Sonntag zeigte sich sehr optimistisch, die Ein-Prozent-Nische bei Bio-Schweinen bald zu verlassen. Der Leidensdruck in der konventionellen Tierhaltung sei groß genug. „Wir haben eine Flut Anfragen von umstellungswilligen Betrieben erhalten, wie ich sie noch nie erlebt habe. Es kommt in den nächsten Jahren einiges an neuen Bio-Betrieben auf uns zu.“ Man dürfe allerdings nicht zu schnell, zu viele Betriebe umstellen, um den Markt für Bio-Schweinefleisch nicht zu überhitzen. „Der Handel wird auch zunehmend mehr Bio-Fleisch in seine Sortimente einführen und entsprechend dafür werben“, war sich Sonntag in puncto steigender Nachfrage sicher.

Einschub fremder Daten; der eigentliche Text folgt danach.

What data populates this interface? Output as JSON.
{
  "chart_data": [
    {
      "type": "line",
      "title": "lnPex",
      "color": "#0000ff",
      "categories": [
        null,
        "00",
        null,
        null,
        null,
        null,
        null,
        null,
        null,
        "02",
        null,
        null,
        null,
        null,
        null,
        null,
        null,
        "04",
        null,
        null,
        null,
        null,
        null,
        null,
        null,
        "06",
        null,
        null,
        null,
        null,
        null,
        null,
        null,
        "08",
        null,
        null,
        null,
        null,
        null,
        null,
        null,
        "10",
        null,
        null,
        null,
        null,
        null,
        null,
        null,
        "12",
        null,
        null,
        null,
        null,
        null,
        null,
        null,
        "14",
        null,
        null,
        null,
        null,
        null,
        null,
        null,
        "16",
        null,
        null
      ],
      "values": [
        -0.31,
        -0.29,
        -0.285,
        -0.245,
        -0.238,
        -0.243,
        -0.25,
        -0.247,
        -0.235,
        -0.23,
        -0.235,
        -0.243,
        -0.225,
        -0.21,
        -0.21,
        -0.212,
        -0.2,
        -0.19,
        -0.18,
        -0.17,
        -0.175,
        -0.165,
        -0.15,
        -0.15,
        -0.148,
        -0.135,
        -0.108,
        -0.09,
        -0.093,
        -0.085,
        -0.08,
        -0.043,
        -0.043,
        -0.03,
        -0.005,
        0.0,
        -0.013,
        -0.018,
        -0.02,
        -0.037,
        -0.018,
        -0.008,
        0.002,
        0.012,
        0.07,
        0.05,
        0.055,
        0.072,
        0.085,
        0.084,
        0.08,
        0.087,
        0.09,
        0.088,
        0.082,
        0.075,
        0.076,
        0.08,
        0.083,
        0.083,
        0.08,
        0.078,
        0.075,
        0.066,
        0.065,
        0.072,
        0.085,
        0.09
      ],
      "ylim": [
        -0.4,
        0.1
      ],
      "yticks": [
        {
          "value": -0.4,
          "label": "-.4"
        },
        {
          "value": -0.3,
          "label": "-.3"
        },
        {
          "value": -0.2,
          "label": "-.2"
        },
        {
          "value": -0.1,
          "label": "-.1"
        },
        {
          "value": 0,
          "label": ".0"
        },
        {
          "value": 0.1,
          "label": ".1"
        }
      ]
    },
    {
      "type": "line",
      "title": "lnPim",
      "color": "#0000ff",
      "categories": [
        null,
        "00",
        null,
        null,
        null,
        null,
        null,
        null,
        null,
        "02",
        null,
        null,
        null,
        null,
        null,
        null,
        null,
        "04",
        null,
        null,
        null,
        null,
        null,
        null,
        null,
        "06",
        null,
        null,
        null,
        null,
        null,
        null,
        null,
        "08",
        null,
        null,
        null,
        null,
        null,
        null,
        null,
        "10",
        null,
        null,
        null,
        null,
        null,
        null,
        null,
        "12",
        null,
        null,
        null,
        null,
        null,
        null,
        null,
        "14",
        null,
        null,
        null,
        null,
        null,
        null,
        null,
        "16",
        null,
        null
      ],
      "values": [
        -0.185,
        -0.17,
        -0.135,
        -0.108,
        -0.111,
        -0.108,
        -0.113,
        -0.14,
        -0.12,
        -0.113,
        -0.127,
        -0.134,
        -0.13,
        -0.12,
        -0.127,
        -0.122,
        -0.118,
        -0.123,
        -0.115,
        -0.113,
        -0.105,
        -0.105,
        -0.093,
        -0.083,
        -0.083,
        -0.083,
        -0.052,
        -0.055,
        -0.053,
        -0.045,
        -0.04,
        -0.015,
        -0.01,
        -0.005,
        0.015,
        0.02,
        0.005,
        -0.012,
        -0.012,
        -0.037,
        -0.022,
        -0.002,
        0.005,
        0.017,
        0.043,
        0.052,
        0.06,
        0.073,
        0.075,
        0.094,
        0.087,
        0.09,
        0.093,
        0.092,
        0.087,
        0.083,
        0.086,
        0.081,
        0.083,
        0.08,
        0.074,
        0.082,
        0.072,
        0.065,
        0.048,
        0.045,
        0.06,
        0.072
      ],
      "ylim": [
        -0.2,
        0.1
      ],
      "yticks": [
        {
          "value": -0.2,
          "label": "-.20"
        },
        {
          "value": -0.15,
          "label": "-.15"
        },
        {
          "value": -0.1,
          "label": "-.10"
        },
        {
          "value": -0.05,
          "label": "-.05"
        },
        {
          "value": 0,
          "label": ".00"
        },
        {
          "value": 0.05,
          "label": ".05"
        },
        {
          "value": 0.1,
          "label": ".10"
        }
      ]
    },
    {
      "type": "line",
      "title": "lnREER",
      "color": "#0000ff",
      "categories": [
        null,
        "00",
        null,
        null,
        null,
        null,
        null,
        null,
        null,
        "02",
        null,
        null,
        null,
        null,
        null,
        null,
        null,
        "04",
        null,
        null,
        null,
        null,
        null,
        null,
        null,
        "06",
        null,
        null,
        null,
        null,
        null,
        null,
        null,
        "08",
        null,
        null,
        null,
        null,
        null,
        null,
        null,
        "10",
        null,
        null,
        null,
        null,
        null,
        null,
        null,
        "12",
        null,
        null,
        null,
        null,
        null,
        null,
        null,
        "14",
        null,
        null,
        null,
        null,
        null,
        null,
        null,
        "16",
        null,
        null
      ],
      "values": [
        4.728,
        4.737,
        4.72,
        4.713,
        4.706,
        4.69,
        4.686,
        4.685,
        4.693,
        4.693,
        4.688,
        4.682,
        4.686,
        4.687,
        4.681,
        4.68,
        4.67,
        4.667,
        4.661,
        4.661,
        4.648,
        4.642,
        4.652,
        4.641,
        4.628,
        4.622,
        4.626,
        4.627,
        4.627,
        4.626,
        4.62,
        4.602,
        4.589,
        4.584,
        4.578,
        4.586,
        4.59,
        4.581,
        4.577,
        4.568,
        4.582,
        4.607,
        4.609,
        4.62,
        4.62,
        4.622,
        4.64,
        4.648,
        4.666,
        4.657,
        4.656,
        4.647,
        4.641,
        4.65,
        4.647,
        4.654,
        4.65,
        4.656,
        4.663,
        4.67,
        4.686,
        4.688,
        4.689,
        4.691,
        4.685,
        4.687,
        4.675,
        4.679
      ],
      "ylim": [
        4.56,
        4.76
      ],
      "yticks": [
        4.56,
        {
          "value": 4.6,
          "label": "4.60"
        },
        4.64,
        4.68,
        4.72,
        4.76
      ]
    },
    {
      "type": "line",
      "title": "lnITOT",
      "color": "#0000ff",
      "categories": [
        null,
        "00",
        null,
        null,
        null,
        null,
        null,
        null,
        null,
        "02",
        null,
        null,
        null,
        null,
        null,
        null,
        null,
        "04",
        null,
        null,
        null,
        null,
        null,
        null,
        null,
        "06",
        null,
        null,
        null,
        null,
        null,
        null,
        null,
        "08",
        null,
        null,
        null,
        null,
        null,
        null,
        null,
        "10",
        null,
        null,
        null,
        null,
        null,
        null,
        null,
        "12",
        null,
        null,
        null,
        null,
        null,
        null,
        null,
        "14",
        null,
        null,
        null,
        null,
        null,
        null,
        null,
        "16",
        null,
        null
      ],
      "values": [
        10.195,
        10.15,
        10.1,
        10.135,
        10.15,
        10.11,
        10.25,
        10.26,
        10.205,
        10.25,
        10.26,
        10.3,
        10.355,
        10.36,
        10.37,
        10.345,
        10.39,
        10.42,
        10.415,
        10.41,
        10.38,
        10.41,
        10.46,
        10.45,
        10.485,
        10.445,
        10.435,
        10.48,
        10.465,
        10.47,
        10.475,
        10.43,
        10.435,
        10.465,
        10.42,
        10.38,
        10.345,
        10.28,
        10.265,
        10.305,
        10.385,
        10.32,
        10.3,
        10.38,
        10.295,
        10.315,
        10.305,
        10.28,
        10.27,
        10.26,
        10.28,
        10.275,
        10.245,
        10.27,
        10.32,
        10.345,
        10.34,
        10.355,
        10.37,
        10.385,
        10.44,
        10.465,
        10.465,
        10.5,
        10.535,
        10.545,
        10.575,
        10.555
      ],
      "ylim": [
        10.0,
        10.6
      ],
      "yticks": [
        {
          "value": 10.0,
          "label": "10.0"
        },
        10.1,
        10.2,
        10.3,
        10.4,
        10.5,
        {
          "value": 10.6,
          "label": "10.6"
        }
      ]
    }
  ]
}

Heiko Reinhardt, Bioland-Bauer und stellvertretender Landesvorstand Bioland Baden-Württemberg, mahnte den Raubbau und das Verschwenden von Ressourcen in der intensiven Landwirtschaft an, die in der Form kein Zukunftsmodell sein kann. „Wir müssen zurück zum natürlichen Landbau, was der Handel akzeptieren muss.“
Konkrete Lösungsansätze oder ansatzweise neue Ideen brachte die Diskussion nicht hervor, die in weiten Teilen zu brav und einvernehmlich ablief. Vielleicht war die berufliche und teilweise private Nähe der einzelnen Teilnehmer untereinander ein Grund, sein Gegenüber nicht kritischer zu hinterfragen oder auf die eine oder andere Zahl zu drängen. Insgesamt war vieles des Gesagten im Kern richtig, bleib jedoch am Ende häufig schwammig – was auch einzelne Teilnehmer im Nachgang in persönlichen Gesprächen untereinander monierten. Zudem nahm keine Vertreterin, kein Vertreter des Handels teil. So wurde über diesen wichtigen Akteur für die Bio-Branche gesprochen, aber nicht mit ihm. Last but not least war es leider eine reine Männerrunde, auch wenn während der gesamten Bio-Schweinetagung in Bad Mergentheim in anderen Programmpunkten Expertinnen referierten.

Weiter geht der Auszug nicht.